One of the central purposes of ACTEC is to study and improve trust, estate and tax laws, as well as professional responsibility in this area of practice. ACTEC’s professional responsibility commentaries are widely cited by courts, academics and practitioners. ACTEC and its fellows file amicus briefs, testify before Congress, provide in-depth analysis of administrative positions to the Internal Revenue Service and assist in the development of best practices for trust and estate lawyers. ACTEC periodically provides technical comments and expertise to Congress, the Internal Revenue Service and the Department of the Treasury.
ACTEC publishes four issues of its journal each year. Contributing authors include some of the most well-respected academics and practitioners in the field.
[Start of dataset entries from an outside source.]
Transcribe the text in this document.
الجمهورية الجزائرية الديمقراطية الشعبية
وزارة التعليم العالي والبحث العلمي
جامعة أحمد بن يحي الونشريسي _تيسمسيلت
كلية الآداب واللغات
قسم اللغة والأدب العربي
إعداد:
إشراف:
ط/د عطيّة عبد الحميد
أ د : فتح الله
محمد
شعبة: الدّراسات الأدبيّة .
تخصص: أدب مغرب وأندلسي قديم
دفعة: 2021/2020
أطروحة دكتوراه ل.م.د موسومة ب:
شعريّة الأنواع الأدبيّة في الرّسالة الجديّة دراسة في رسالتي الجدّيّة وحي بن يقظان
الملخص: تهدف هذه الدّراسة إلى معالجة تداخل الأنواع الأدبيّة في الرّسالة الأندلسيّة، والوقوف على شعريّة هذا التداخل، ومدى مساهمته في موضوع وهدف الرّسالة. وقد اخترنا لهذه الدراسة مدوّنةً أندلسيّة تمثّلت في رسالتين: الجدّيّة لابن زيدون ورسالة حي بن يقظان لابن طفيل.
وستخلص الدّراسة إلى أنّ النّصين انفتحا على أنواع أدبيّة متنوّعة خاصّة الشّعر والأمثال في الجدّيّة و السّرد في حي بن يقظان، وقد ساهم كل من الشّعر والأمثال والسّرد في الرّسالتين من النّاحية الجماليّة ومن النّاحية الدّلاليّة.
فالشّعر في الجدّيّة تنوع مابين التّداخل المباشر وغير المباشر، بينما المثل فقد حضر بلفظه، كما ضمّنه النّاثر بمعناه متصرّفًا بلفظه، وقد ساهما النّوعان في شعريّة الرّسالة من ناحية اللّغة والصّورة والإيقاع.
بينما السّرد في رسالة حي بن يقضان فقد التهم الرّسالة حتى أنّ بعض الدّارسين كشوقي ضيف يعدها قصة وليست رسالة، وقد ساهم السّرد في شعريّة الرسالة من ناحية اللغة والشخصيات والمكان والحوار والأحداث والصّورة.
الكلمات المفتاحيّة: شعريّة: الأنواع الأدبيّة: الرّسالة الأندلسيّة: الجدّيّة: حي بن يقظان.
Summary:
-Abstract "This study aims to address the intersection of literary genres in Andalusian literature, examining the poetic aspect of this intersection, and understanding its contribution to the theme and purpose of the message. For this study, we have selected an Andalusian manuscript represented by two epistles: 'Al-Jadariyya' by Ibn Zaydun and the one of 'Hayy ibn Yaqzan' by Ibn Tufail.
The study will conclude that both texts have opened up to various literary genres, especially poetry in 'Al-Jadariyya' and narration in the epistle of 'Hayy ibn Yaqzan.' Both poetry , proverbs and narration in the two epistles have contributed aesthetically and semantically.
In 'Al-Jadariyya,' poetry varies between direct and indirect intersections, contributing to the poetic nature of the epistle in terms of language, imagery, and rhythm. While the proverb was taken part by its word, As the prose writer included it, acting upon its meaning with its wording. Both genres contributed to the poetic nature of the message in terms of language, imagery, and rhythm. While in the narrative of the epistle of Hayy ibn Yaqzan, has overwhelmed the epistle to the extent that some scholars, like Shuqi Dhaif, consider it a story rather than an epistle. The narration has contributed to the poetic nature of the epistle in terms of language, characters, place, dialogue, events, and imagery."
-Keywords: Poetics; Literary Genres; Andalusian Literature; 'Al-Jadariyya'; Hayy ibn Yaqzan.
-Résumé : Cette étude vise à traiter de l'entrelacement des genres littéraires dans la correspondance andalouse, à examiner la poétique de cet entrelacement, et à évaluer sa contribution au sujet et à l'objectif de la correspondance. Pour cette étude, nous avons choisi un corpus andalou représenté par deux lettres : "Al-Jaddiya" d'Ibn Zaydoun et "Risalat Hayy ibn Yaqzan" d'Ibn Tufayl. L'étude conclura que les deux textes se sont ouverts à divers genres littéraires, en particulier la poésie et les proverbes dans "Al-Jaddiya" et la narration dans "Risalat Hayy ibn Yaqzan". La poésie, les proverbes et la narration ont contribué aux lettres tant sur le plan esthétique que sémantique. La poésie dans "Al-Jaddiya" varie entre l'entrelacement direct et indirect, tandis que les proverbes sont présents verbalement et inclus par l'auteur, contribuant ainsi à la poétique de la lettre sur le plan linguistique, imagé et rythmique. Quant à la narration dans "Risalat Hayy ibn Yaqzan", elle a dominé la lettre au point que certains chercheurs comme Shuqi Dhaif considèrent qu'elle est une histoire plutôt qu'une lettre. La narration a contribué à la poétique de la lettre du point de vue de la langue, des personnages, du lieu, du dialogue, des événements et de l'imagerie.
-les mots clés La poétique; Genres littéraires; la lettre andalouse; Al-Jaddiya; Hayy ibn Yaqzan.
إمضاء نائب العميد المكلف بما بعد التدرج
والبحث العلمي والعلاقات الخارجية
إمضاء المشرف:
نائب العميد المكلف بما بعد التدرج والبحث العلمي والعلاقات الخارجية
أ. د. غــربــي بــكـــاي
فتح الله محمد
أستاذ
The articles explore trust, estate and tax issues. Each ACTEC Fellow receives the journal, as do all ABA-accredited law schools and board members of the National College of Probate Judges. Non-fellows may, of course, also subscribe.
Student editors are involved in the article-editing process. Student staff members and editors are permitted to write a note for submission to the ACTEC Law Journal’s editors. Student staff members receive one academic credit per semester (for two consecutive semesters); editors similarly receive one academic credit per semester (for two consecutive semesters); and students who complete a note receive an additional one academic credit (as well as writing credit) without regard to whether the note is published.